A Rede de Observatórios da Segurança analisou 1.823 casos de violência contra a mulher em cinco estados — Bahia, Ceará, Pernambuco, Rio de Janeiro e São Paulo— e constatou o desolador número de cinco casos diários nessas regiões durante 2020. Desse total, foram 449 feminicídios. Em ao menos 58% desses casos, os criminosos eram maridos, namorados ou ex-companheiros da vítima.
E mais: 41% dessas mortes foram provocadas após uma briga ou o fim do relacionamento. Ou seja: a maior parte dos criminosos tinha relação com a vítima e a matou em decorrência dela. Segundo o boletim, houve picos nos números de violência de gênero após o isolamento social devido à pandemia de coronavírus, justamente porque as vítimas estão mais em casa, com o agressor.
“Quando a gente está no processo de monitoramento e se depara com esse tipo de violência, nos colocamos no lugar dessas vítimas. E é devastador, principalmente quando a gente vê a motivação e como o crime foi executado. Parece que esse ciclo segue hoje e amanhã e depois.
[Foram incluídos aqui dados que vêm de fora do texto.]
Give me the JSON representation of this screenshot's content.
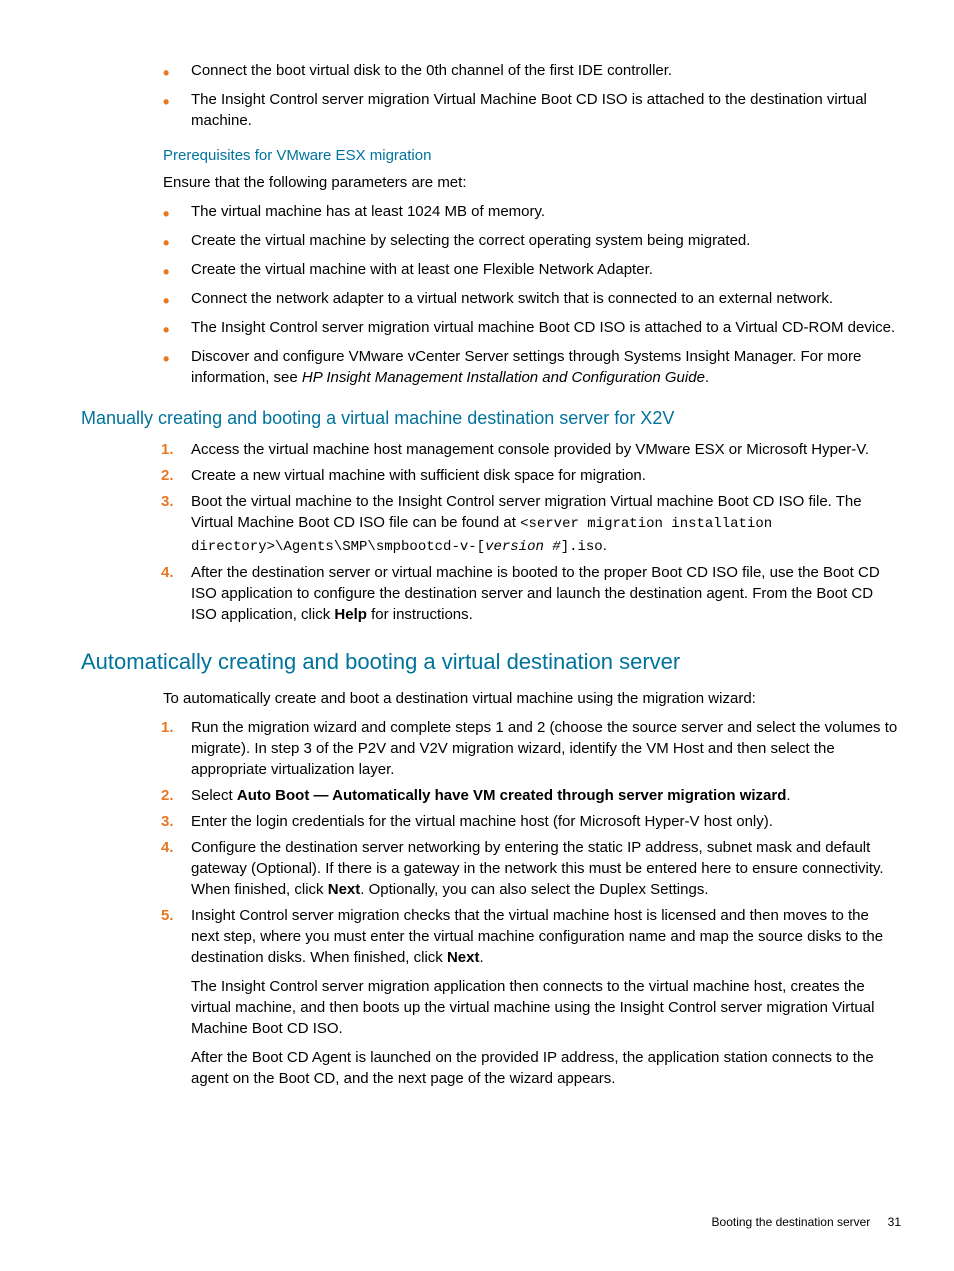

É uma guerra que a gente vai tendo internamente”, avalia a pesquisadora Dália Celeste, do Observatório da Segurança em Pernambuco.
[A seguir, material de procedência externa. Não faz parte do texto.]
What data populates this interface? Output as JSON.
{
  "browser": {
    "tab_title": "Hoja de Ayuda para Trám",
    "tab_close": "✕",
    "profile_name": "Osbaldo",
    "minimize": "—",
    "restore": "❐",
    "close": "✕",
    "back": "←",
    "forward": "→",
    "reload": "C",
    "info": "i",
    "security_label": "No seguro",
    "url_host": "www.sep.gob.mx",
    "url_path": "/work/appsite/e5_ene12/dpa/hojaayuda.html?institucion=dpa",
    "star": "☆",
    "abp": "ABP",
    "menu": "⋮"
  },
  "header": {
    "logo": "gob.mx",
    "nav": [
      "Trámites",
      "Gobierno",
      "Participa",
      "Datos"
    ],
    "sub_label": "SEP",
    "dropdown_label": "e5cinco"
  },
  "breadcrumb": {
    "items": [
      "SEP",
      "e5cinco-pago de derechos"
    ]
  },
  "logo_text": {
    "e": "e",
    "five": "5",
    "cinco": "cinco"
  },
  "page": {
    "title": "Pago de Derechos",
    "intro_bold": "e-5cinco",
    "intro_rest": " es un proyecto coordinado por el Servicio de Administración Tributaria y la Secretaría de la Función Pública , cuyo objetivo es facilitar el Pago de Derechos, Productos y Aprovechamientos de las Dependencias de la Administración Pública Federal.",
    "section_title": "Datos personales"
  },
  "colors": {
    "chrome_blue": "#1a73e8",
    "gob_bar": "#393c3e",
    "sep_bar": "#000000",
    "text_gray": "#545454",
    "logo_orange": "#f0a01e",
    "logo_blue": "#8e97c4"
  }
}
200 feminicídios em São Paulo em 2020
Em São Paulo, estado mais populoso entre os cinco analisados, foram levantadas 200 mortes de mulheres em 2020 segundo os pesquisadores. É o local que concentra 40% dos casos monitorados pela rede. O Rio de Janeiro é o segundo. A compilação desses números gerou o boletim “A dor e a luta: números do feminicídio”, lançado nesta quintafeira (4). A Rede é um projeto do Centro de Estudos de Segurança e Cidadania (CESeC).
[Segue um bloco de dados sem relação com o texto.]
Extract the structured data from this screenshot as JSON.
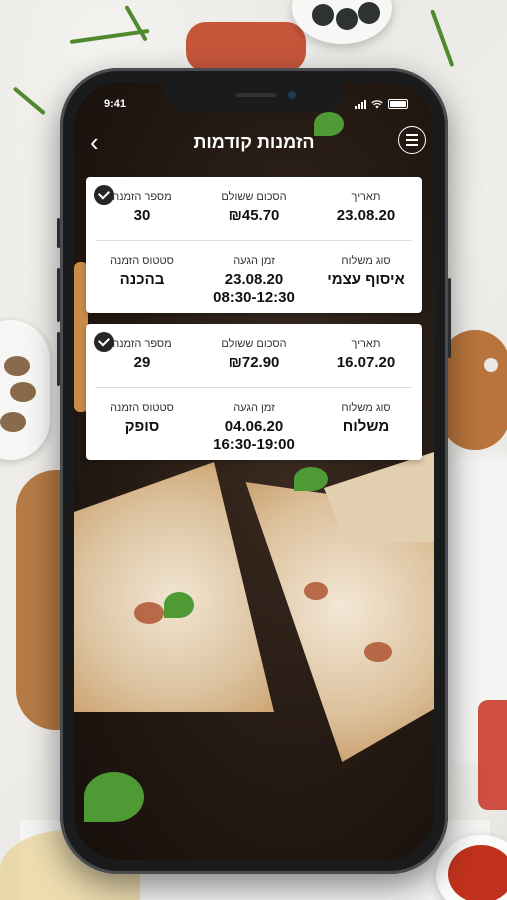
{
  "status_bar": {
    "time": "9:41"
  },
  "header": {
    "title": "הזמנות קודמות",
    "back_icon": "chevron-left-icon",
    "menu_icon": "hamburger-menu-icon"
  },
  "orders": [
    {
      "date_label": "תאריך",
      "date": "23.08.20",
      "amount_label": "הסכום ששולם",
      "amount": "₪45.70",
      "number_label": "מספר הזמנה",
      "number": "30",
      "delivery_type_label": "סוג משלוח",
      "delivery_type": "איסוף עצמי",
      "arrival_label": "זמן הגעה",
      "arrival_date": "23.08.20",
      "arrival_window": "08:30-12:30",
      "status_label": "סטטוס הזמנה",
      "status": "בהכנה"
    },
    {
      "date_label": "תאריך",
      "date": "16.07.20",
      "amount_label": "הסכום ששולם",
      "amount": "₪72.90",
      "number_label": "מספר הזמנה",
      "number": "29",
      "delivery_type_label": "סוג משלוח",
      "delivery_type": "משלוח",
      "arrival_label": "זמן הגעה",
      "arrival_date": "04.06.20",
      "arrival_window": "16:30-19:00",
      "status_label": "סטטוס הזמנה",
      "status": "סופק"
    }
  ]
}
Dos cinco registros de crimes contra mulheres por dia —eles representam 10% do total das 18 mil notícias de violência levantadas pelo grupo—, o feminicídio e a violência contra mulher ocupam o terceiro lugar entre o levantamento geral de crimes que a Rede analisou, atrás apenas de eventos com armas de fogo e ações policiais.
“Enquanto sociedade, o que a gente pode fazer é cobrar do governo atendimento mais emergencial em relação à proteção das mulheres. Elas estão em contato diário com seus agressores e muitas das vezes não conseguem fazer a denúncia por completo”, afirma Dália.
Universa está entre as fontes de dados
Os dados são produzidos a partir de um monitoramento do que é noticiado na imprensa e redes sociais sobre violência e segurança, em parceria com a plataforma Fogo Cruzado, o Fórum Brasileiro de Segurança Pública e o Monitor da Violência.
Todos os dias, as pessoas envolvidas conferem dezenas de veículos de comunicação, entre eles Universa, coletam informações e alimentam um banco de dados, posteriormente revisado e consolidado. São oito categorias de crimes contra mulheres: tentativa de feminicídio e feminicídio são os maiores registros.
Dados divergem dos registros oficiais
Os dados levantados pela rede para três estados —São Paulo, Pernambuco e Ceará— são maiores do que os dados oficiais divulgados pelas secretarias de Segurança Pública. Em São Paulo, a organização avaliou 200 casos ante os 179 registrados em boletins de ocorrência. No Ceará verificou-se 74% mais feminicídios que os dados oficiais do estado (47 ante os 27 do governo). Em Pernambuco foram identificados 82 assassinatos contra 75 registrados.
Para Dália, essa divergência de dados reflete o apagamento desse tipo de violência e sua subnotificação. “Muitas das vezes a gente se depara com feminicídio e classificado como homicídio doloso, por exemplo. No Ceará foram quatro casos de mulheres trans executadas de forma brutal em um mês, e no relatório anual do governo informa que não teve caso de lgbtfobia”, ela exemplifica, ao observar a falta de dados sobre transfeminicídios.
O boletim destaca também a falta de informações que permitiriam, por exemplo, traçar um perfil mais completo sobre as vítimas. Não foi possível levantar o quantitativo exato de mulheres negras que morreram vítimas de violência de gênero, já que somente 26 casos permitiam essa identificação. Ou das que moram no interior, locais em que muitas vezes não tem sequer uma delegacia de polícia.
“Existe um apagão de mortes de pessoas negras e periféricas, e é importante que a mídia chame mais atenção de
quantas mulheres estão sendo executadas no interior”, indica Dália.